The Ethos 8951G's display features a sharp 1920 x 1080 WUXGA resolution, making it perfect for taking in Full HD 1080p movies and shows.
HD films really do look amazing on this machine. Contrast levels are excellent, blacks actually look black, as opposed to grey, and colours are rich and vibrant.
Viewing angles aren't too bad either, so you can happily enjoy a movie with your family, spread out on the sofa. You don't even have to get up thanks to the detachable touchpad/remote control.
A good chunk of space above the keyboard is dedicated to the built-in speakers. Although laptop speakers are usually as powerful as a gnat's fart, we were expecting great things from the Ethos 8951G. Those expectations were sadly dashed on the rocky plateau of disappointment.
The sound quality is fine, but there's a serious lack of power. Even on top volume, we were straining to hear over ambient office noise.
This is especially disappointing considering how powerful the Dell XPS 15z's speakers were.
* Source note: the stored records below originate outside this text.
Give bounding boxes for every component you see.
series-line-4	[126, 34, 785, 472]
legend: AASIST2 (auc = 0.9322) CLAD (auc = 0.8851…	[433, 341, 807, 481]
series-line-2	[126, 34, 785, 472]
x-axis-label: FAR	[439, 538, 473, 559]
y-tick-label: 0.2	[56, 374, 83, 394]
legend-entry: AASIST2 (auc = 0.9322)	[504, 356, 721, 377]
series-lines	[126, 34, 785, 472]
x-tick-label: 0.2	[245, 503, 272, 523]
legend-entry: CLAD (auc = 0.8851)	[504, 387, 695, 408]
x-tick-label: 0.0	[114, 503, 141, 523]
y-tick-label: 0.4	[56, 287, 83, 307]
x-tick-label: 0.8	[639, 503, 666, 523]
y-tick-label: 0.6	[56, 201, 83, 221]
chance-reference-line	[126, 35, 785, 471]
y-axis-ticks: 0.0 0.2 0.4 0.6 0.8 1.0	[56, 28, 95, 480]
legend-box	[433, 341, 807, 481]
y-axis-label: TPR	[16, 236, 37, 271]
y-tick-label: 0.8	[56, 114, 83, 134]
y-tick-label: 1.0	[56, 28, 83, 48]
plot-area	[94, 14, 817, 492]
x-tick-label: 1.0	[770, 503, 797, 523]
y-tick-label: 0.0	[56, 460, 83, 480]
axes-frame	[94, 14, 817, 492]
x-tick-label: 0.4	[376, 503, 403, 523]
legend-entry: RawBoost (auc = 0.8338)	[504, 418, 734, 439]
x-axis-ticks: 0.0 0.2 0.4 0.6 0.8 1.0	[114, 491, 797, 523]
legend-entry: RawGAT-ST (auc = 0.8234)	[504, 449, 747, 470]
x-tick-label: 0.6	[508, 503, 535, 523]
If you want to truly enjoy a movie or some bass-heavy music, you'll definitely want to attach some USB speakers.
Those with enormous media collections are well catered for by the 1.5TB hard drive, which provides enough space for hundreds of thousands of songs and photos, and hundreds of HD movies.
If you need even more space or simply wish to back up your collection, you can attach an external drive using the eSATA port, or slip a memory card into the multi-card reader.
You also get four USB ports, one of which is USB 3.0, in addition to VGA and HDMI connections for hooking up external monitors or televisions. Acer has even included mini-Firewire, which we rarely see on laptops these days.
Rounding off the features is the almost-obligatory fingerprint scanner, which provides a satisfactory alternative to remembering ridiculously complex passwords.